Bürokratie als System der Kontrolle

Mein erster wirklicher Kontakt mit der Macht von Papieren kam, als ich mein Visum beantragen musste. Plötzlich wurde mein Leben von Dokumenten bestimmt, die mir Rechte gewährten – oder eben nicht. Selbst mit einem gültigen Visum bleibt man oft in einer Grauzone. Migration ist ein permanenter Verwaltungsakt.

Die Bürokratie frisst Zeit und Energie. Sie ist ein System von Hierarchien, ein Überbleibsel kolonialer Kontrolle. In Deutschland lernt man schnell: Information ist Macht. Wer nicht weiß, welche Anträge wann gestellt werden müssen, bleibt stecken. Die Komplexität ist kein Zufall – sie hält Menschen klein.

Bürokratie ist wie…

eine Mücke, die dich nie in Ruhe lässt — es summt, nervt und lässt dich nicht schlafen.
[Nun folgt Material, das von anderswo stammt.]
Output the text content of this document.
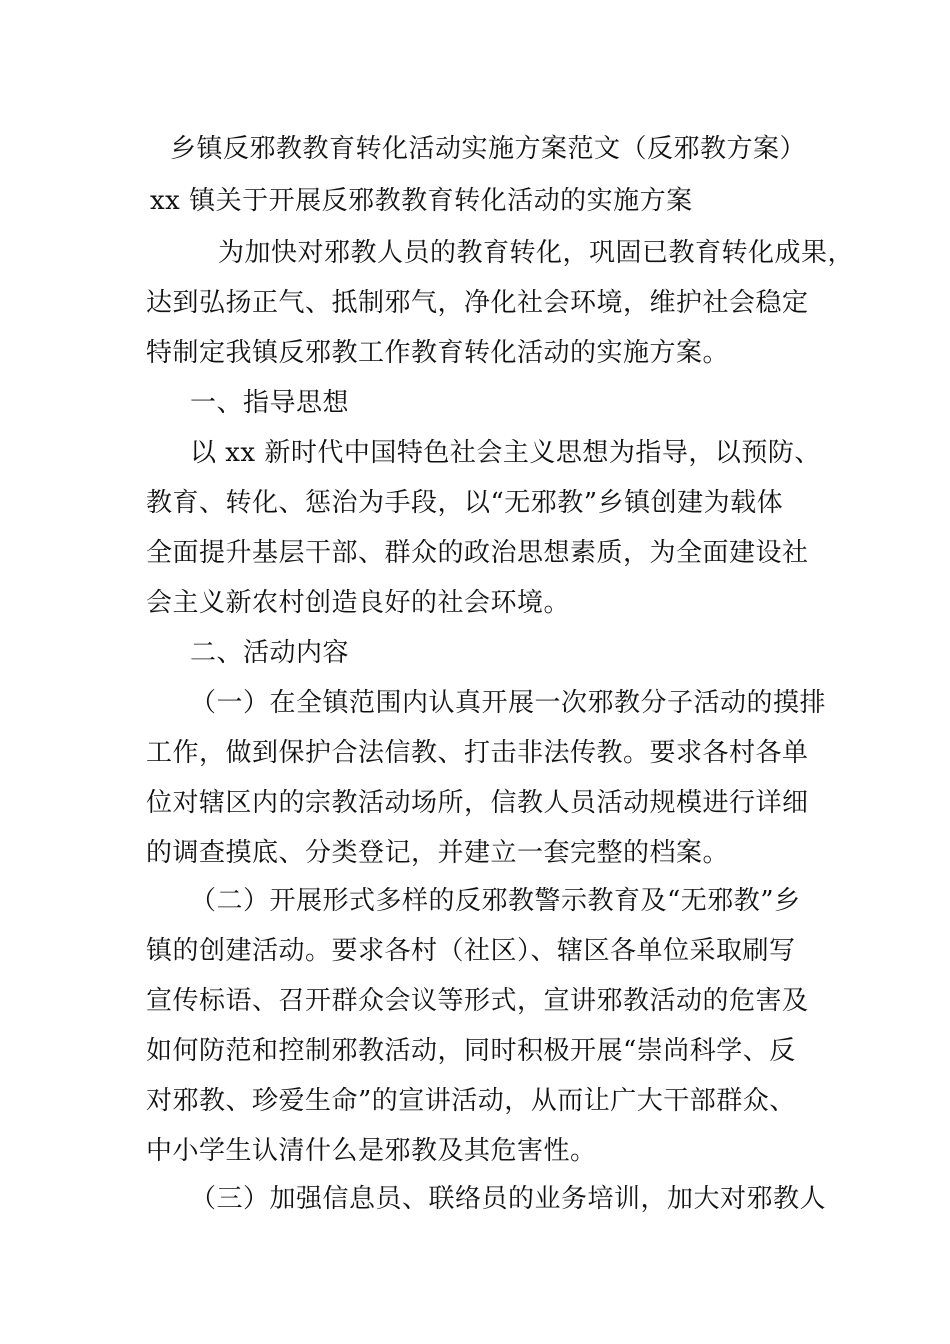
乡镇反邪教教育转化活动实施方案范文（反邪教方案）
xx 镇关于开展反邪教教育转化活动的实施方案
为加快对邪教人员的教育转化，巩固已教育转化成果，
达到弘扬正气、抵制邪气，净化社会环境，维护社会稳定
特制定我镇反邪教工作教育转化活动的实施方案。
一、指导思想
以 xx 新时代中国特色社会主义思想为指导，以预防、
教育、转化、惩治为手段，以“无邪教”乡镇创建为载体
全面提升基层干部、群众的政治思想素质，为全面建设社
会主义新农村创造良好的社会环境。
二、活动内容
（一）在全镇范围内认真开展一次邪教分子活动的摸排
工作，做到保护合法信教、打击非法传教。要求各村各单
位对辖区内的宗教活动场所，信教人员活动规模进行详细
的调查摸底、分类登记，并建立一套完整的档案。
（二）开展形式多样的反邪教警示教育及“无邪教”乡
镇的创建活动。要求各村（社区）、辖区各单位采取刷写
宣传标语、召开群众会议等形式，宣讲邪教活动的危害及
如何防范和控制邪教活动，同时积极开展“崇尚科学、反
对邪教、珍爱生命”的宣讲活动，从而让广大干部群众、
中小学生认清什么是邪教及其危害性。
（三）加强信息员、联络员的业务培训，加大对邪教人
Unsichtbare Grenzen und strukturelle Barrieren

Es gibt nicht nur physische Grenzen, sondern auch soziale. Die Grenze meiner Hautfarbe, meines Akzents, meiner Herkunft. Egal wie gut ich die Sprache spreche – mein Akzent wird mich immer verraten. Ich werde unterschiedlichen Nationalitäten zugeordnet, bevor Menschen überhaupt wissen, wer ich bin. Woher kommst du? Wann gehst du zurück? Diese Fragen sind hier Standard.

Deutschland sieht sich selbst nicht als Migrationsgesellschaft. Es gibt die Erwartung, sich anzupassen, sich „zu integrieren“. Aber was bedeutet das? Bedeutet es, Bier zu trinken? Christlich zu sein? Die eigene Vergangenheit zu vergessen? Integration ist oft kein Miteinander, sondern ein unsichtbarer Zwang zur Assimilation.

Eine Welt ohne Grenzen?

Wenn ich die Wahl hätte, würde ich Freizügigkeit für alle ermöglichen. Niemand sollte aufgrund seiner Herkunft eingeschränkt sein. Migration ist kein Problem – sie war schon immer Teil der Menschheitsgeschichte. Der Klimawandel wird die globalen Bewegungen noch verstärken, ob Europa das akzeptieren will oder nicht. Doch anstatt gerechtere Systeme zu schaffen, klammert sich der Westen an seine Privilegien.

Ein Pass ist kein neutraler Gegenstand – er ist ein Instrument von Macht. Er entscheidet, wer sich frei bewegen darf und wer kontrolliert wird. Ich träume von einer Welt, in der diese Dokumente keine Rolle mehr spielen. Wo Menschen nicht danach bewertet werden, in welchem Land sie geboren wurden. Migration sollte kein Ausnahmezustand sein, sondern ein selbstverständlicher Teil des Lebens.